With one of the nation's most fossil fuel-intense state economies, Wyoming Gov. Matt Mead is pushing a state/private sector initiative for a new testing center at the University of Wyoming to find ways to effectively store carbon dioxide (CO2) to develop markets for carbon and enhanced oil recovery (EOR).
The governor wants a "world-class research center,” said a spokesperson.
EOR is used extensively by many onshore exploration and production companies, including ExxonMobil Corp. Magellan Petroleum Corp. last year was approved to drill five wells at Poplar Dome in Roosevelt County, MT, a final requirement to begin drilling for its EOR pilot program (see Shale Daily, Aug. 13, 2013).
Mead thinks captured carbon eventually would have "significant potential" as another state-produced resource.
"Wyoming and many private companies have invested significantly in carbon capture and sequestration (CCS) research, and I want to advance the conversation to look at what happens when CCS technology is commercially viable.”
Mead wants the state legislature set aside $15 million to cover initial start-up costs to create the research center.
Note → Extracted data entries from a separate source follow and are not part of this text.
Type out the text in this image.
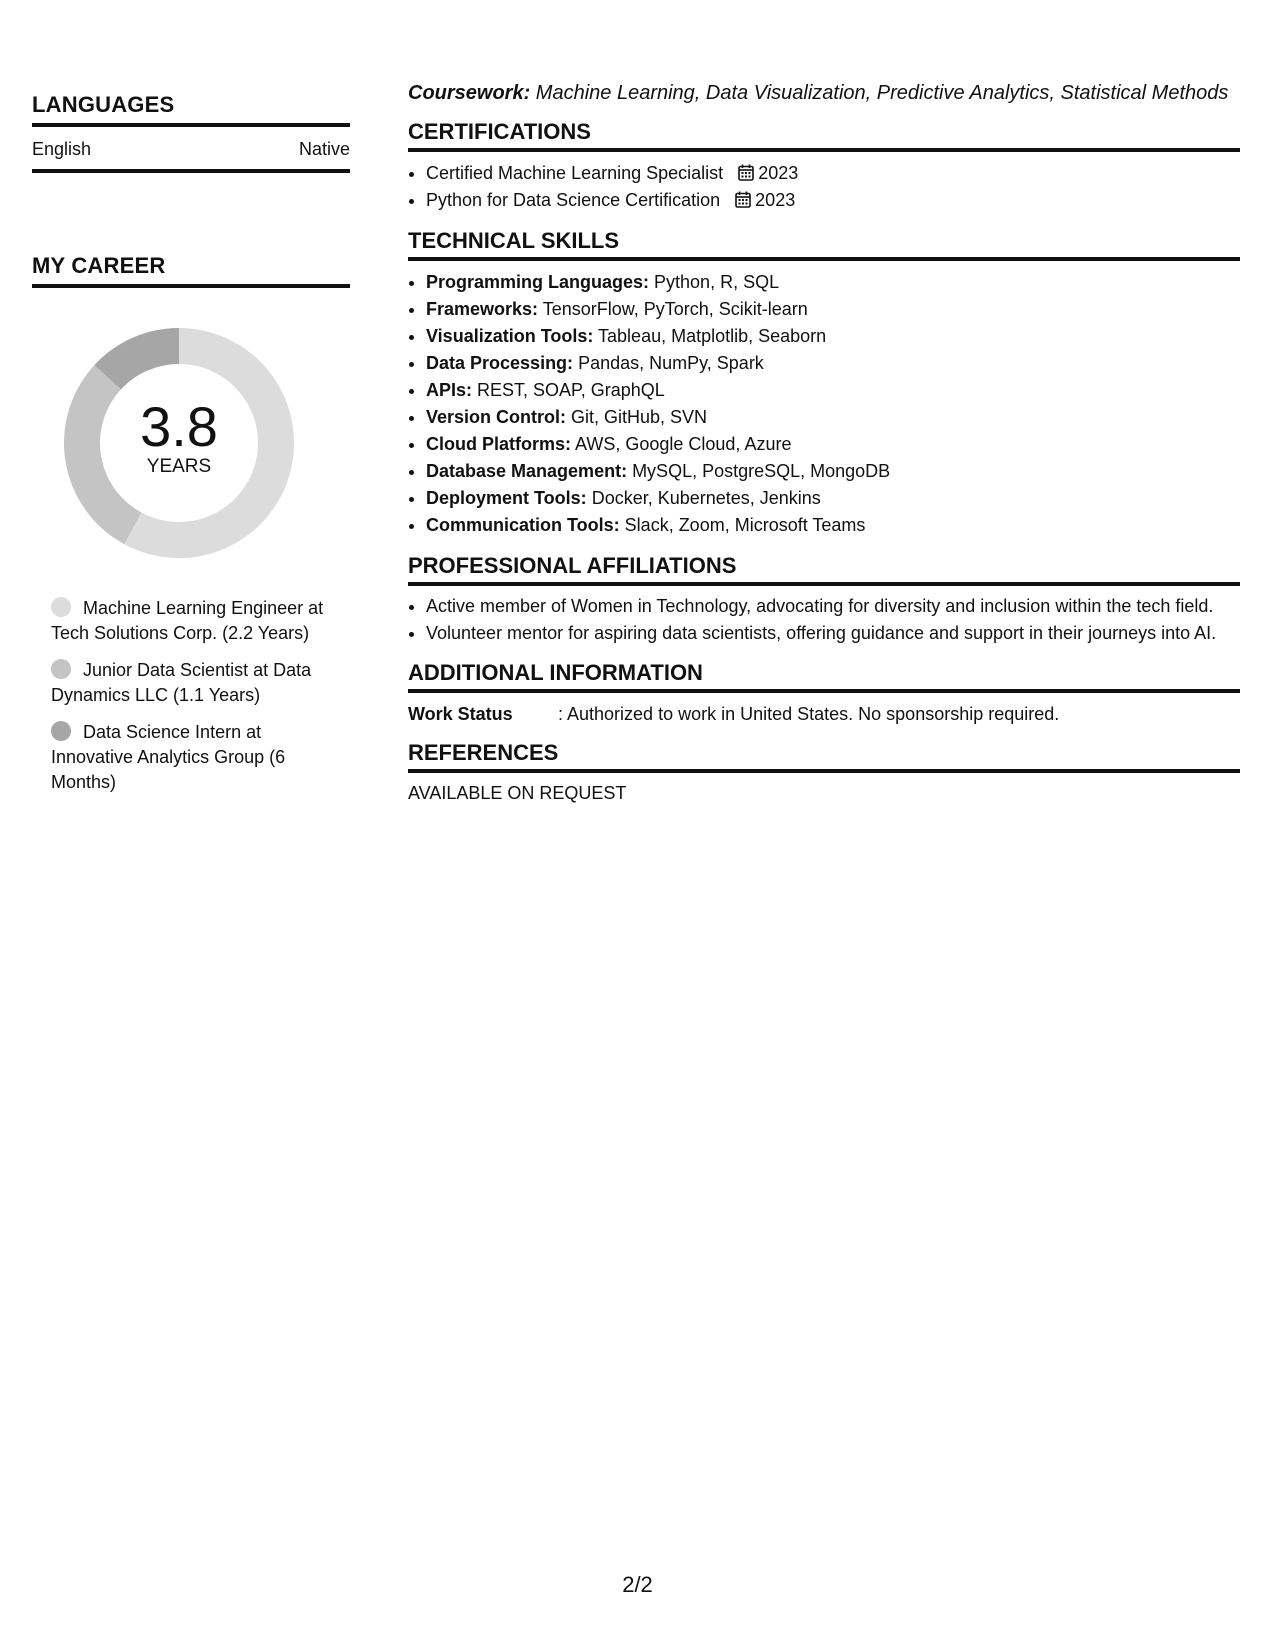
LANGUAGES
English	Native
MY CAREER
3.8
YEARS
Machine Learning Engineer at Tech Solutions Corp. (2.2 Years)
Junior Data Scientist at Data Dynamics LLC (1.1 Years)
Data Science Intern at Innovative Analytics Group (6 Months)

Coursework: Machine Learning, Data Visualization, Predictive Analytics, Statistical Methods

CERTIFICATIONS
• Certified Machine Learning Specialist 2023
• Python for Data Science Certification 2023
TECHNICAL SKILLS
• Programming Languages: Python, R, SQL
• Frameworks: TensorFlow, PyTorch, Scikit-learn
• Visualization Tools: Tableau, Matplotlib, Seaborn
• Data Processing: Pandas, NumPy, Spark
• APIs: REST, SOAP, GraphQL
• Version Control: Git, GitHub, SVN
• Cloud Platforms: AWS, Google Cloud, Azure
• Database Management: MySQL, PostgreSQL, MongoDB
• Deployment Tools: Docker, Kubernetes, Jenkins
• Communication Tools: Slack, Zoom, Microsoft Teams
PROFESSIONAL AFFILIATIONS
• Active member of Women in Technology, advocating for diversity and inclusion within the tech field.
• Volunteer mentor for aspiring data scientists, offering guidance and support in their journeys into AI.
ADDITIONAL INFORMATION
Work Status	: Authorized to work in United States. No sponsorship required.
REFERENCES

AVAILABLE ON REQUEST

2/2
He said there is a lot of demand in the state already for CO2 for use in EOR.
"Wyoming is home to the largest coal mines in the United States and provides 40% of the nation's coal," said the Mead spokesperson. "Coal in turn provides 37% of America's electricity." Mead also proposed that state lawmakers be part of an advanced conversion technology task force.
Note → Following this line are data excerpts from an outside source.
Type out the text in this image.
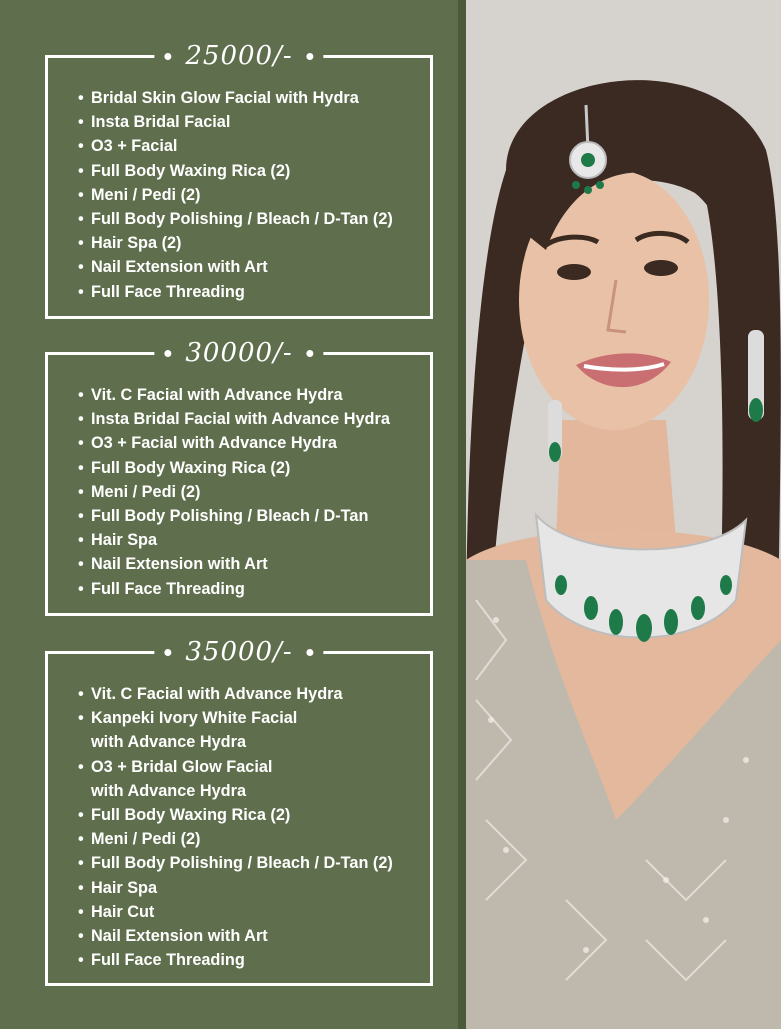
25000/-
• Bridal Skin Glow Facial with Hydra
• Insta Bridal Facial
• O3 + Facial
• Full Body Waxing Rica (2)
• Meni / Pedi (2)
• Full Body Polishing / Bleach / D-Tan (2)
• Hair Spa (2)
• Nail Extension with Art
• Full Face Threading
30000/-
• Vit. C Facial with Advance Hydra
• Insta Bridal Facial with Advance Hydra
• O3 + Facial with Advance Hydra
• Full Body Waxing Rica (2)
• Meni / Pedi (2)
• Full Body Polishing / Bleach / D-Tan
• Hair Spa
• Nail Extension with Art
• Full Face Threading
35000/-
• Vit. C Facial with Advance Hydra
• Kanpeki Ivory White Facial
with Advance Hydra
• O3 + Bridal Glow Facial
with Advance Hydra
• Full Body Waxing Rica (2)
• Meni / Pedi (2)
• Full Body Polishing / Bleach / D-Tan (2)
• Hair Spa
• Hair Cut
• Nail Extension with Art
• Full Face Threading
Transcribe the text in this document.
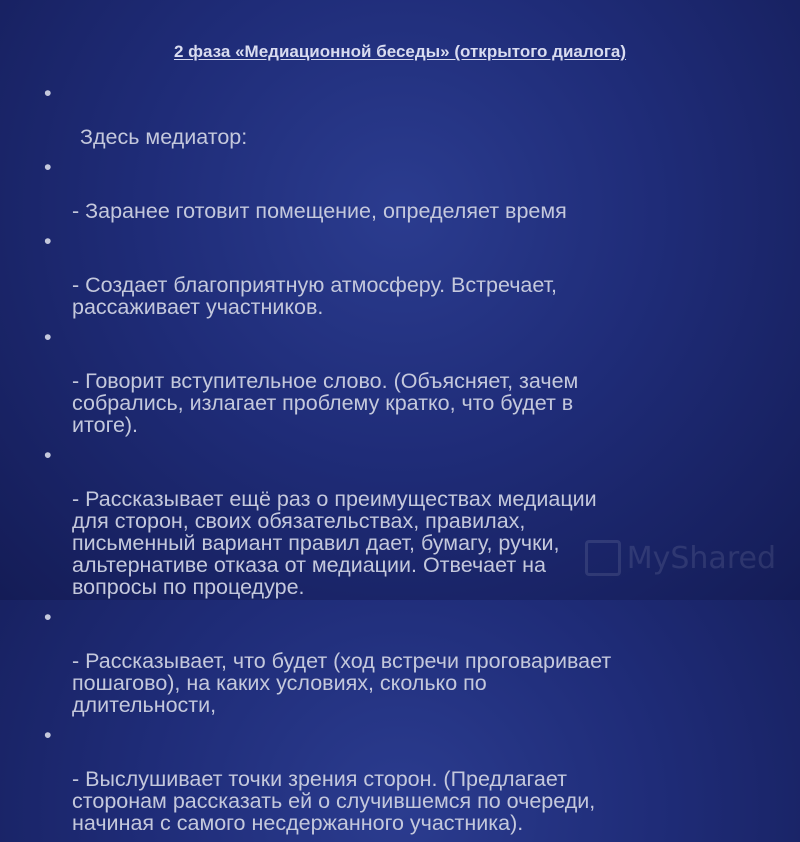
2 фаза «Медиационной беседы» (открытого диалога)

•

Здесь медиатор:

•

- Заранее готовит помещение, определяет время

•

- Создает благоприятную атмосферу. Встречает,
рассаживает участников.

•

- Говорит вступительное слово. (Объясняет, зачем
собрались, излагает проблему кратко, что будет в
итоге).

•

- Рассказывает ещё раз о преимуществах медиации
для сторон, своих обязательствах, правилах,
письменный вариант правил дает, бумагу, ручки,
альтернативе отказа от медиации. Отвечает на
вопросы по процедуре.

•

- Рассказывает, что будет (ход встречи проговаривает
пошагово), на каких условиях, сколько по
длительности,

•

- Выслушивает точки зрения сторон. (Предлагает
сторонам рассказать ей о случившемся по очереди,
начиная с самого несдержанного участника).

MyShared
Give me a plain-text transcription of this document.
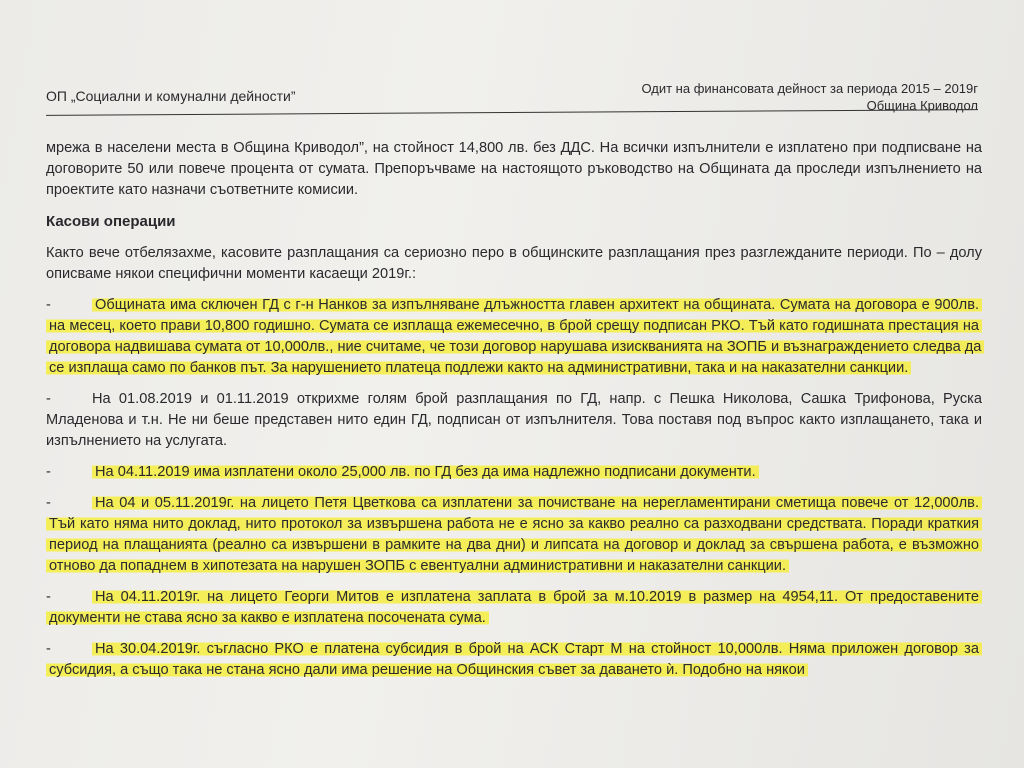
ОП „Социални и комунални дейности”	Одит на финансовата дейност за периода 2015 – 2019г
Община Криводол

мрежа в населени места в Община Криводол”, на стойност 14,800 лв. без ДДС. На всички изпълнители е изплатено при подписване на договорите 50 или повече процента от сумата. Препоръчваме на настоящото ръководство на Общината да проследи изпълнението на проектите като назначи съответните комисии.

Касови операции

Както вече отбелязахме, касовите разплащания са сериозно перо в общинските разплащания през разглежданите периоди. По – долу описваме някои специфични моменти касаещи 2019г.:

-	Общината има сключен ГД с г-н Нанков за изпълняване длъжността главен архитект на общината. Сумата на договора е 900лв. на месец, което прави 10,800 годишно. Сумата се изплаща ежемесечно, в брой срещу подписан РКО. Тъй като годишната престация на договора надвишава сумата от 10,000лв., ние считаме, че този договор нарушава изискванията на ЗОПБ и възнаграждението следва да се изплаща само по банков път. За нарушението платеца подлежи както на административни, така и на наказателни санкции.

-	На 01.08.2019 и 01.11.2019 открихме голям брой разплащания по ГД, напр. с Пешка Николова, Сашка Трифонова, Руска Младенова и т.н. Не ни беше представен нито един ГД, подписан от изпълнителя. Това поставя под въпрос както изплащането, така и изпълнението на услугата.

-	На 04.11.2019 има изплатени около 25,000 лв. по ГД без да има надлежно подписани документи.

-	На 04 и 05.11.2019г. на лицето Петя Цветкова са изплатени за почистване на нерегламентирани сметища повече от 12,000лв. Тъй като няма нито доклад, нито протокол за извършена работа не е ясно за какво реално са разходвани средствата. Поради краткия период на плащанията (реално са извършени в рамките на два дни) и липсата на договор и доклад за свършена работа, е възможно отново да попаднем в хипотезата на нарушен ЗОПБ с евентуални административни и наказателни санкции.

-	На 04.11.2019г. на лицето Георги Митов е изплатена заплата в брой за м.10.2019 в размер на 4954,11. От предоставените документи не става ясно за какво е изплатена посочената сума.

-	На 30.04.2019г. съгласно РКО е платена субсидия в брой на АСК Старт М на стойност 10,000лв. Няма приложен договор за субсидия, а също така не стана ясно дали има решение на Общинския съвет за даването ѝ. Подобно на някои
More recently, officials with Tri-State Generation and Transmission Association, which supplies 44 cooperative power utilities over four states including Wyoming, told a meeting of the Wyoming Infrastructure Authority that it is interested in helping develop technology to turn CO2 emissions into a more valuable asset.
Tri-State Vice President Jim Spiers said the company would prefer to have state policies in place before technology. The company is raising money for a $10 million technology prize through the California-based X Prize Foundation. More attention is being given to CO2 capture, Spiers said, because it has proven uneconomic to reduce CO2 by modifying coal-fired plants to run on natural gas.